Judge orders freedom for armed robbery suspect Musa Taj Abdul

by Kudakwashe Vhenge

By Own Correspondent

A judge on Thursday said Prosecutor General Kumbirai Hodzi must read more about the law before mounting incompetent appeals as he ordered the release on bail of armed robbery suspect Musa Taj Abdul.

Abdul and alleged accomplices Rudolph Tapiwa Kanhanga and Godfrey Mupamhanga were granted Z$5,000 bail each by Justice Benjamin Chikowero in December last year.

Hodzi, in fury, caused the arrest of prosecutor Tapiwa Kasema accusing him of corruption after he conceded bail.

The Prosecutor General also pressed new charges against the three suspects while appealing to the High Court to commit the trio to jail even after they had been granted bail.

The prosecution says Abdul is the mastermind of an armed robbery ring and had been on the run for 20 years before his arrest last year, accused of a strong of armed robberies.

In a judgement delivered on Thursday, Justice Chitapi said: “The applicant (Hodzi) is also advised to familiarise his office with important judgements of this court and the Supreme Court on key operational areas of law like bail generally.

“I have no doubt that the applicant may well have been advised not to mount this unmeritorious application.

“Having commented adversely on the ineptitude shown in the handling of this application, the comments being an aside, I determine that having taken account of all the documents filed of record and heard counsel in argument, there is no merit in this application at all.
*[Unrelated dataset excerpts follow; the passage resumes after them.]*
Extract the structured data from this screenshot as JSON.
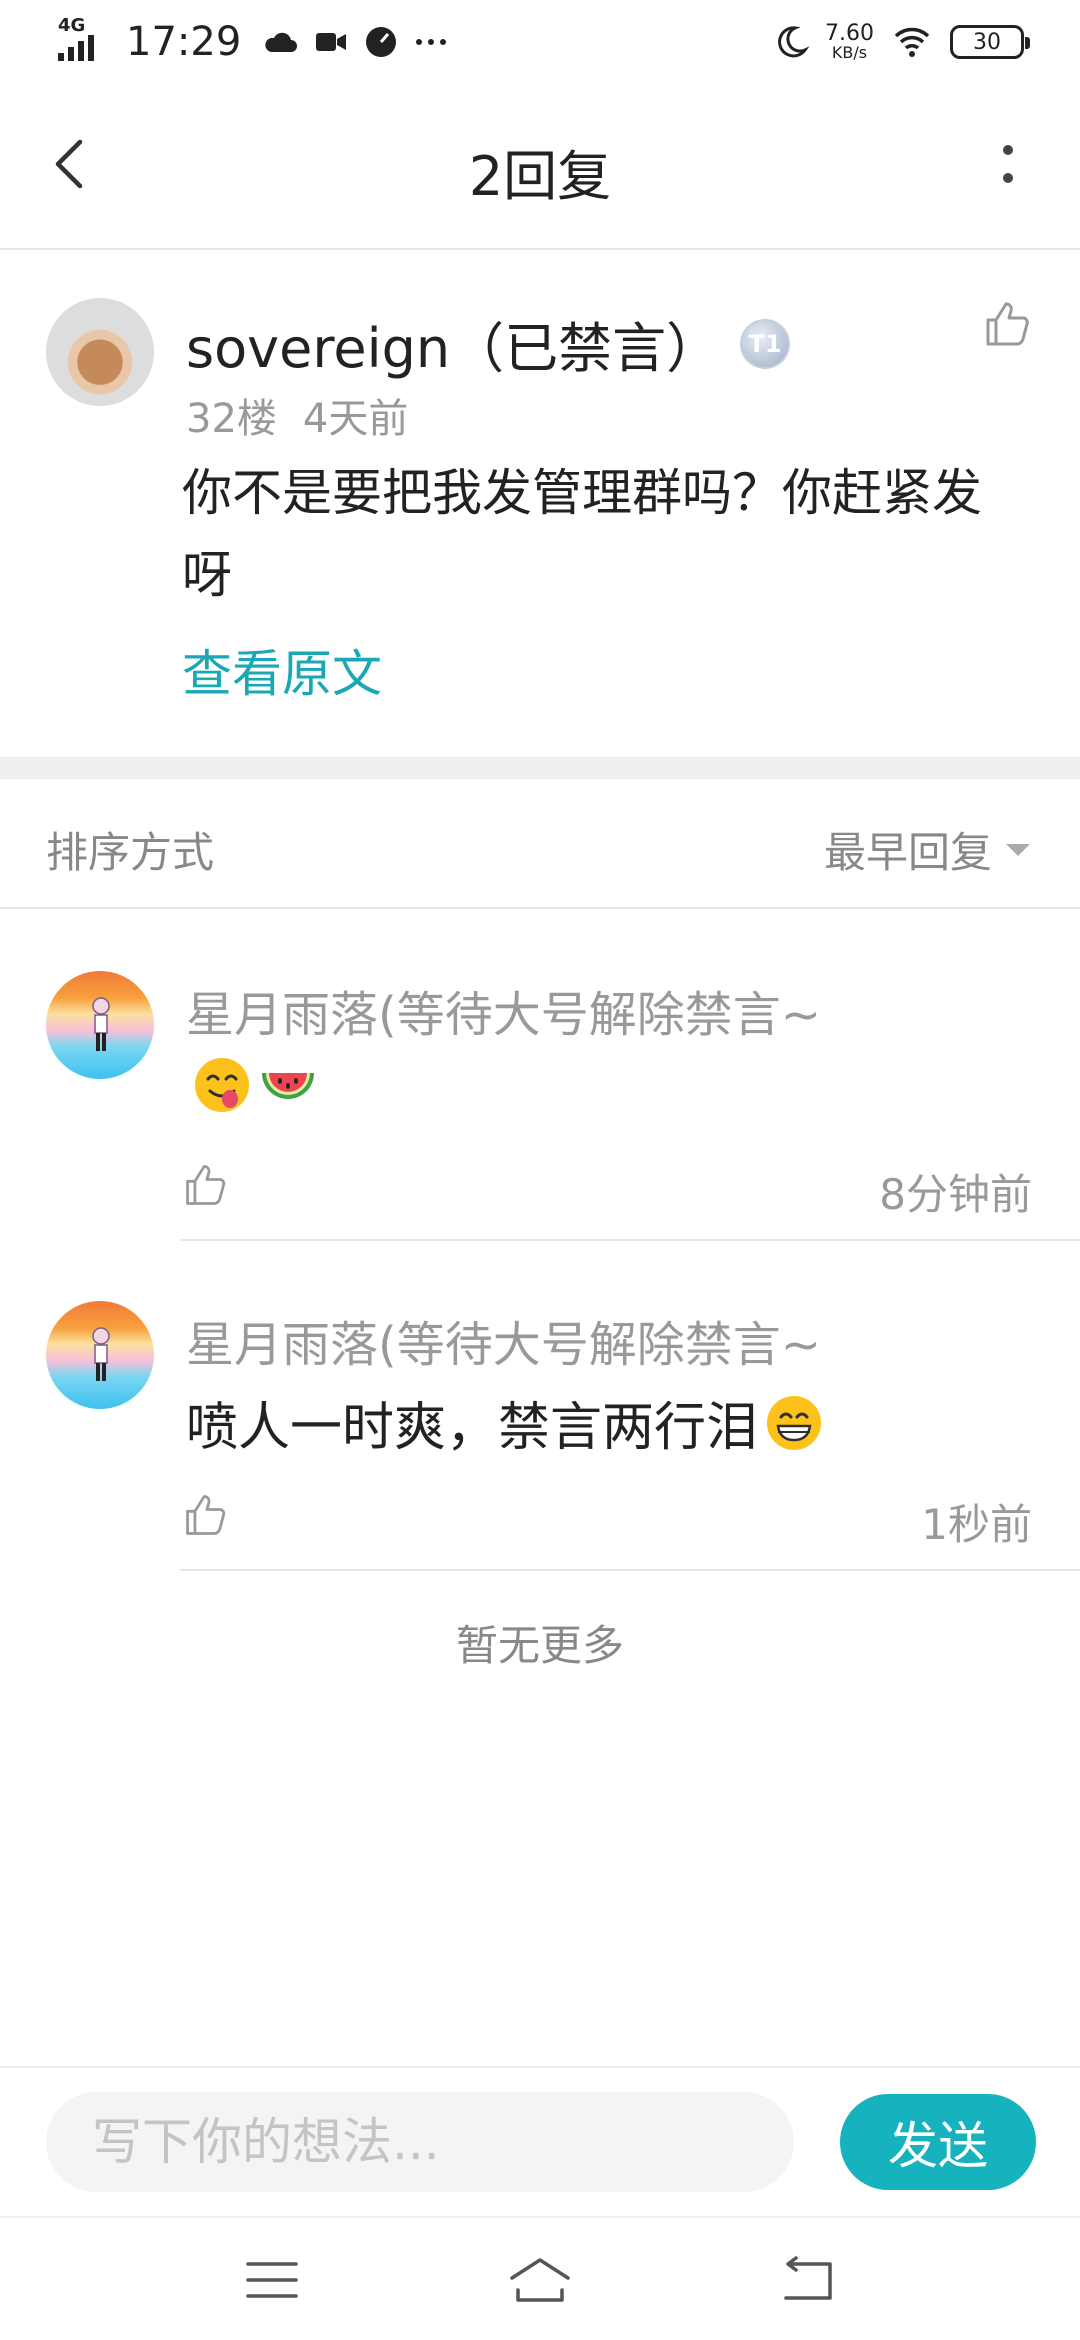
{
  "status_bar": {
    "network": "4G",
    "time": "17:29",
    "speed_value": "7.60",
    "speed_unit": "KB/s",
    "battery": "30",
    "icons": [
      "signal-icon",
      "cloud-icon",
      "video-icon",
      "speedometer-icon",
      "more-dots-icon",
      "moon-icon",
      "wifi-icon",
      "battery-icon"
    ]
  },
  "nav": {
    "title": "2回复",
    "back_icon": "back-arrow-icon",
    "more_icon": "more-vertical-icon"
  },
  "post": {
    "username": "sovereign（已禁言）",
    "badge": "T1",
    "floor": "32楼",
    "time": "4天前",
    "content": "你不是要把我发管理群吗？你赶紧发呀",
    "view_original": "查看原文"
  },
  "sort": {
    "label": "排序方式",
    "value": "最早回复"
  },
  "replies": [
    {
      "name": "星月雨落(等待大号解除禁言~",
      "text": "",
      "emojis": [
        "yum-emoji",
        "watermelon-emoji"
      ],
      "time": "8分钟前"
    },
    {
      "name": "星月雨落(等待大号解除禁言~",
      "text": "喷人一时爽，禁言两行泪",
      "emojis": [
        "grin-emoji"
      ],
      "time": "1秒前"
    }
  ],
  "footer_note": "暂无更多",
  "composer": {
    "placeholder": "写下你的想法...",
    "send_label": "发送"
  },
  "colors": {
    "accent": "#16b3be",
    "link": "#1aa8b4",
    "meta_gray": "#999999"
  }
}
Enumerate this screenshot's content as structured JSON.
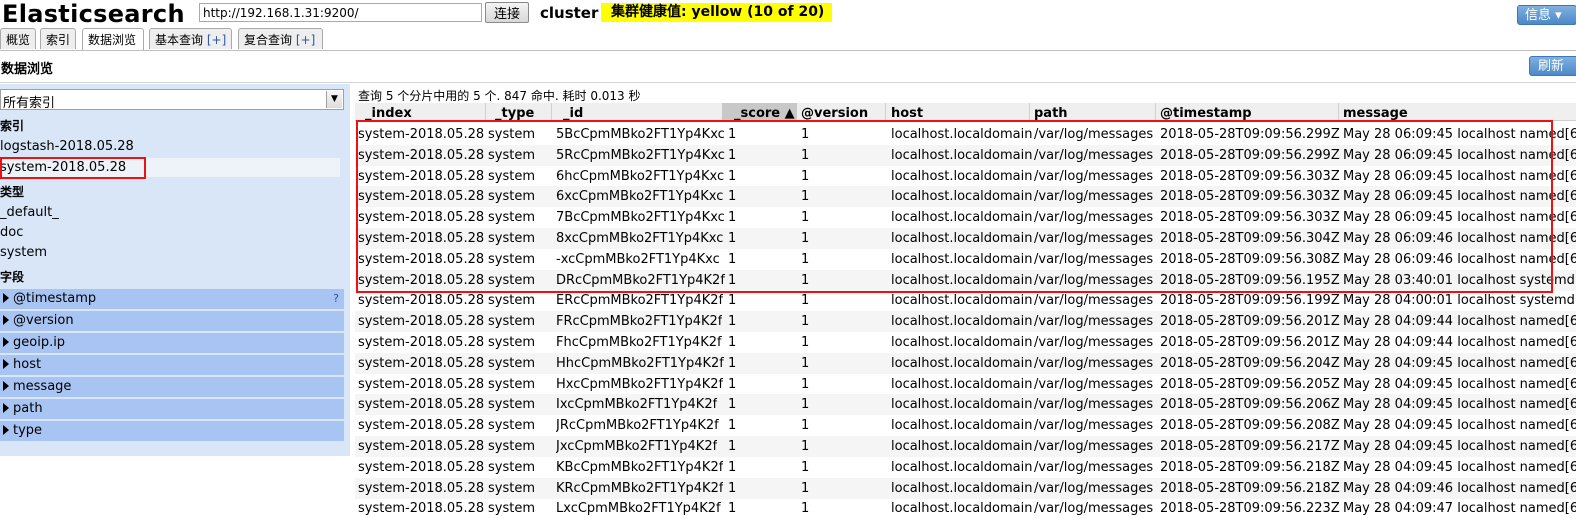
{
  "header": {
    "app_title": "Elasticsearch",
    "url_value": "http://192.168.1.31:9200/",
    "connect_label": "连接",
    "cluster_name": "cluster",
    "cluster_health": "集群健康值: yellow (10 of 20)",
    "info_label": "信息 ▾"
  },
  "tabs": [
    {
      "label": "概览"
    },
    {
      "label": "索引"
    },
    {
      "label": "数据浏览"
    },
    {
      "label": "基本查询",
      "plus": "[+]"
    },
    {
      "label": "复合查询",
      "plus": "[+]"
    }
  ],
  "section": {
    "title": "数据浏览",
    "refresh_label": "刷新"
  },
  "sidebar": {
    "index_select_value": "所有索引",
    "indices_heading": "索引",
    "indices": [
      "logstash-2018.05.28",
      "system-2018.05.28"
    ],
    "types_heading": "类型",
    "types": [
      "_default_",
      "doc",
      "system"
    ],
    "fields_heading": "字段",
    "fields": [
      "@timestamp",
      "@version",
      "geoip.ip",
      "host",
      "message",
      "path",
      "type"
    ],
    "help_mark": "?"
  },
  "results": {
    "summary": "查询 5 个分片中用的 5 个. 847 命中. 耗时 0.013 秒",
    "columns": [
      "_index",
      "_type",
      "_id",
      "_score ▲",
      "@version",
      "host",
      "path",
      "@timestamp",
      "message"
    ],
    "rows": [
      [
        "system-2018.05.28",
        "system",
        "5BcCpmMBko2FT1Yp4Kxc",
        "1",
        "1",
        "localhost.localdomain",
        "/var/log/messages",
        "2018-05-28T09:09:56.299Z",
        "May 28 06:09:45 localhost named[6"
      ],
      [
        "system-2018.05.28",
        "system",
        "5RcCpmMBko2FT1Yp4Kxc",
        "1",
        "1",
        "localhost.localdomain",
        "/var/log/messages",
        "2018-05-28T09:09:56.299Z",
        "May 28 06:09:45 localhost named[6"
      ],
      [
        "system-2018.05.28",
        "system",
        "6hcCpmMBko2FT1Yp4Kxc",
        "1",
        "1",
        "localhost.localdomain",
        "/var/log/messages",
        "2018-05-28T09:09:56.303Z",
        "May 28 06:09:45 localhost named[6"
      ],
      [
        "system-2018.05.28",
        "system",
        "6xcCpmMBko2FT1Yp4Kxc",
        "1",
        "1",
        "localhost.localdomain",
        "/var/log/messages",
        "2018-05-28T09:09:56.303Z",
        "May 28 06:09:45 localhost named[6"
      ],
      [
        "system-2018.05.28",
        "system",
        "7BcCpmMBko2FT1Yp4Kxc",
        "1",
        "1",
        "localhost.localdomain",
        "/var/log/messages",
        "2018-05-28T09:09:56.303Z",
        "May 28 06:09:45 localhost named[6"
      ],
      [
        "system-2018.05.28",
        "system",
        "8xcCpmMBko2FT1Yp4Kxc",
        "1",
        "1",
        "localhost.localdomain",
        "/var/log/messages",
        "2018-05-28T09:09:56.304Z",
        "May 28 06:09:46 localhost named[6"
      ],
      [
        "system-2018.05.28",
        "system",
        "-xcCpmMBko2FT1Yp4Kxc",
        "1",
        "1",
        "localhost.localdomain",
        "/var/log/messages",
        "2018-05-28T09:09:56.308Z",
        "May 28 06:09:46 localhost named[6"
      ],
      [
        "system-2018.05.28",
        "system",
        "DRcCpmMBko2FT1Yp4K2f",
        "1",
        "1",
        "localhost.localdomain",
        "/var/log/messages",
        "2018-05-28T09:09:56.195Z",
        "May 28 03:40:01 localhost systemd"
      ],
      [
        "system-2018.05.28",
        "system",
        "ERcCpmMBko2FT1Yp4K2f",
        "1",
        "1",
        "localhost.localdomain",
        "/var/log/messages",
        "2018-05-28T09:09:56.199Z",
        "May 28 04:00:01 localhost systemd["
      ],
      [
        "system-2018.05.28",
        "system",
        "FRcCpmMBko2FT1Yp4K2f",
        "1",
        "1",
        "localhost.localdomain",
        "/var/log/messages",
        "2018-05-28T09:09:56.201Z",
        "May 28 04:09:44 localhost named[6"
      ],
      [
        "system-2018.05.28",
        "system",
        "FhcCpmMBko2FT1Yp4K2f",
        "1",
        "1",
        "localhost.localdomain",
        "/var/log/messages",
        "2018-05-28T09:09:56.201Z",
        "May 28 04:09:44 localhost named[6"
      ],
      [
        "system-2018.05.28",
        "system",
        "HhcCpmMBko2FT1Yp4K2f",
        "1",
        "1",
        "localhost.localdomain",
        "/var/log/messages",
        "2018-05-28T09:09:56.204Z",
        "May 28 04:09:45 localhost named[6"
      ],
      [
        "system-2018.05.28",
        "system",
        "HxcCpmMBko2FT1Yp4K2f",
        "1",
        "1",
        "localhost.localdomain",
        "/var/log/messages",
        "2018-05-28T09:09:56.205Z",
        "May 28 04:09:45 localhost named[6"
      ],
      [
        "system-2018.05.28",
        "system",
        "IxcCpmMBko2FT1Yp4K2f",
        "1",
        "1",
        "localhost.localdomain",
        "/var/log/messages",
        "2018-05-28T09:09:56.206Z",
        "May 28 04:09:45 localhost named[6"
      ],
      [
        "system-2018.05.28",
        "system",
        "JRcCpmMBko2FT1Yp4K2f",
        "1",
        "1",
        "localhost.localdomain",
        "/var/log/messages",
        "2018-05-28T09:09:56.208Z",
        "May 28 04:09:45 localhost named[6"
      ],
      [
        "system-2018.05.28",
        "system",
        "JxcCpmMBko2FT1Yp4K2f",
        "1",
        "1",
        "localhost.localdomain",
        "/var/log/messages",
        "2018-05-28T09:09:56.217Z",
        "May 28 04:09:45 localhost named[6"
      ],
      [
        "system-2018.05.28",
        "system",
        "KBcCpmMBko2FT1Yp4K2f",
        "1",
        "1",
        "localhost.localdomain",
        "/var/log/messages",
        "2018-05-28T09:09:56.218Z",
        "May 28 04:09:45 localhost named[6"
      ],
      [
        "system-2018.05.28",
        "system",
        "KRcCpmMBko2FT1Yp4K2f",
        "1",
        "1",
        "localhost.localdomain",
        "/var/log/messages",
        "2018-05-28T09:09:56.218Z",
        "May 28 04:09:46 localhost named[6"
      ],
      [
        "system-2018.05.28",
        "system",
        "LxcCpmMBko2FT1Yp4K2f",
        "1",
        "1",
        "localhost.localdomain",
        "/var/log/messages",
        "2018-05-28T09:09:56.223Z",
        "May 28 04:09:47 localhost named[6"
      ]
    ]
  },
  "colors": {
    "health_yellow": "#ffff00",
    "sidebar_bg": "#d9e6f7",
    "field_row_bg": "#a8c4f2",
    "button_blue": "#5a92d0",
    "annotation_red": "#ee1111"
  }
}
Resultantly the application is dismissed.”

The ruling means Abdul and his co-accused must be released on bail, and should the prosecution wish to return them to custody on new charges, a fresh process must begin at the Magistrates’ Court.

Justice Chitapi said once bail was granted, it was impossible for the same court to break its own order by ordering further detention.

The judge explained: “Ordinarily, once the court pronounces itself and passes judgement in a matter before it, the court, judge or magistrate who has made the order becomes functus officio (mandate expires).

“It is important for purposes of this application that I comment that the above order was granted after the learned judge had read the documents filed on record and hearing counsel’s submissions, meaning that both the applicant’s counsel Mr Kasema and the respondent’s counsel Ms (Concilia) Mahiya addressed the learned judge on the parties’ positions in the matter.

“The learned judge must therefore be taken as having granted an informed decision based on the facts placed before him as contained in documents comprising the application and additional oral submissions made by the legal parties legal counsel. The order has not appealed against and the order therefore stands.”

Dealing a further blow to Hodzi’s attempts to punish Kasema for consenting to bail, Justice Chitapi commented that prosecutors cannot be criminalised for decisions they make in court as the law requires them to be independent.

In the Kasema case, Hodzi argues that prosecutors are under directions not to concede to bail without prior approval by a senior law officer. Justice Chitapi said that administrative arrangement was not the law.

“The applicant has averred firstly that the issue of the prosecutor having to first obtain consent of his superiors is an administrative act which is part of internal operations within the applicant’s establishment, viz the National Prosecuting Authority. Section 269 (1) (a) of the Constitution provides that the applicant is independent and is not subject to the direction or control of anyone. Therefore, unless the adminstrative arrangements in that office become public law, the court will not pry into them,” Justice Chitapi said.

Chitapi said it was also notable that Hodzi does not allege that Kasema lacked title to prosecute.

“Had this been so, then the bail proceedings would be a nullity,” the judge added.